Good to see strings getting some love!
I recall it being somewhat frustrating to treat them as sequences a while back.
I think quite a few Lisps treat them as a vector of chars so anything that works on a vector will work on a string.
Clojure does a better job at blurring the lines between list and vector such that any sequence function will work on either. It’s good to have some new flexibility with your additions though!

I recall a time with ye olde Lysps where you could only explode symbol names into chars, modify those, and implode them back into symbols. Now THAT was crufty. (But as a side effect, you had the entire language backing working with strings as they became a list).


uLisp 4.4 released today
#2

I thought about using a vector of characters as the string representation, but that would have been a much less efficient way of representing strings. For example, on a 32-bit platform:

(defvar a '(#\a #\b #\r #\a #\c #\a #\d #\a #\b #\r #\a))

takes 100 bytes, but:

(defvar b "abracadabra")

takes 28 bytes.

I too remember using an old Lisp that had EXPLODE to turn a symbol/string into a list of characters, and IMPLODE to convert them back to a symbol. They’re not standard Common Lisp so I haven’t implemented them in uLisp, but you could write them as:

(defun explode (str)
  (if (zerop (length str)) nil
    (cons (char str 0) (explode (subseq str 1)))))

(defun implode (lst)
  (if (null lst) ""
    (concatenate 'string (string (car lst)) (implode (cdr lst)))))

For example:

> (explode "kitten")
(#\k #\i #\t #\t #\e #\n)

> (implode '(#\k #\i #\t #\t #\e #\n))
"kitten"

#3

Okay that’s a very good approach! Essentially with those two we get all of the List editing functions applicable to strings. Thanks for the trick. For very long strings it might be good to have an optional buffer that you save the intermediate result into as a parameter so you can do TCE. Otherwise it seems that cons and concatenate have to expand everything before they can finally do their job.


#4

What’s TCE?


#5

Tail call elimination.
I think you have it in uLisp, essentially it makes the compiler turn a recursion into a loop so you can go on forever without blowing the stack.

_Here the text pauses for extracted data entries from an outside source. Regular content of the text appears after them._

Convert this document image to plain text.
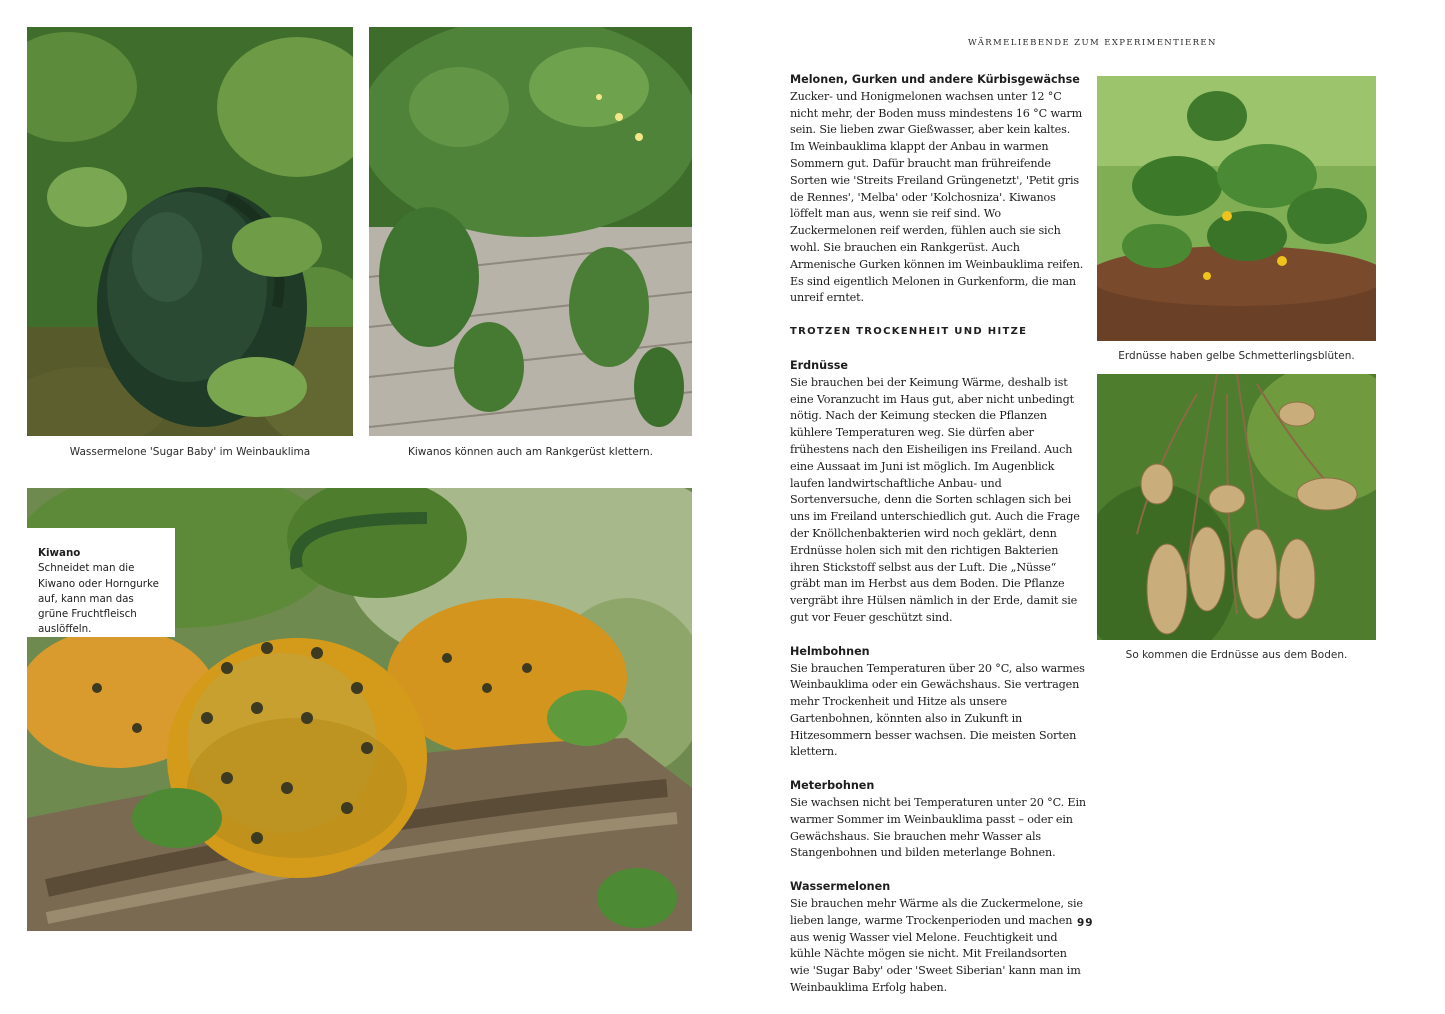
Wassermelone 'Sugar Baby' im Weinbauklima	Kiwanos können auch am Rankgerüst klettern.
Kiwano
Schneidet man die Kiwano oder Horngurke auf, kann man das grüne Fruchtfleisch auslöffeln.
WÄRMELIEBENDE ZUM EXPERIMENTIEREN
Melonen, Gurken und andere Kürbisgewächse

Zucker- und Honigmelonen wachsen unter 12 °C nicht mehr, der Boden muss mindestens 16 °C warm sein. Sie lieben zwar Gießwasser, aber kein kaltes. Im Weinbauklima klappt der Anbau in warmen Sommern gut. Dafür braucht man frühreifende Sorten wie 'Streits Freiland Grüngenetzt', 'Petit gris de Rennes', 'Melba' oder 'Kolchosniza'. Kiwanos löffelt man aus, wenn sie reif sind. Wo Zuckermelonen reif werden, fühlen auch sie sich wohl. Sie brauchen ein Rankgerüst. Auch Armenische Gurken können im Weinbauklima reifen. Es sind eigentlich Melonen in Gurkenform, die man unreif erntet.

TROTZEN TROCKENHEIT UND HITZE
Erdnüsse

Sie brauchen bei der Keimung Wärme, deshalb ist eine Voranzucht im Haus gut, aber nicht unbedingt nötig. Nach der Keimung stecken die Pflanzen kühlere Temperaturen weg. Sie dürfen aber frühestens nach den Eisheiligen ins Freiland. Auch eine Aussaat im Juni ist möglich. Im Augenblick laufen landwirtschaftliche Anbau- und Sortenversuche, denn die Sorten schlagen sich bei uns im Freiland unterschiedlich gut. Auch die Frage der Knöllchenbakterien wird noch geklärt, denn Erdnüsse holen sich mit den richtigen Bakterien ihren Stickstoff selbst aus der Luft. Die „Nüsse“ gräbt man im Herbst aus dem Boden. Die Pflanze vergräbt ihre Hülsen nämlich in der Erde, damit sie gut vor Feuer geschützt sind.

Helmbohnen

Sie brauchen Temperaturen über 20 °C, also warmes Weinbauklima oder ein Gewächshaus. Sie vertragen mehr Trockenheit und Hitze als unsere Gartenbohnen, könnten also in Zukunft in Hitzesommern besser wachsen. Die meisten Sorten klettern.

Meterbohnen

Sie wachsen nicht bei Temperaturen unter 20 °C. Ein warmer Sommer im Weinbauklima passt – oder ein Gewächshaus. Sie brauchen mehr Wasser als Stangenbohnen und bilden meterlange Bohnen.

Wassermelonen

Sie brauchen mehr Wärme als die Zuckermelone, sie lieben lange, warme Trockenperioden und machen aus wenig Wasser viel Melone. Feuchtigkeit und kühle Nächte mögen sie nicht. Mit Freilandsorten wie 'Sugar Baby' oder 'Sweet Siberian' kann man im Weinbauklima Erfolg haben.

Erdnüsse haben gelbe Schmetterlingsblüten.
So kommen die Erdnüsse aus dem Boden.
99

The prerequisite (usually) is that there is nothing more to be done in the recursion before the next round. So there are no computations being accumulated from recursion cycle to recursion cycle.

Below you can see that I’m consing up a temporary list in the buffer and passing that on so cons can do it’s job immediately. In Lisps that support tail call elimination this can handle huge lists without blowing the stack. Each iteration around leaves no additional computations to be done and so the compiler can optimize.

(defun safe-reverse (list &optional buffer)
  (if (null list)
      buffer
      (safe-reverse (cdr list)
                    (cons (car list) buffer))))

Now, if you just wanted the normal order back you’d (reverse buffer) at the very end. :)
And the whole thing becomes a generic looping construct. I didn’t have uLisp handy as I’m at work so I’m not sure if a different approach would have to be done… So, long story short, I’m happy to have the full power processing text as lists.


#6

Oh yes, I call it Tail-call optimization.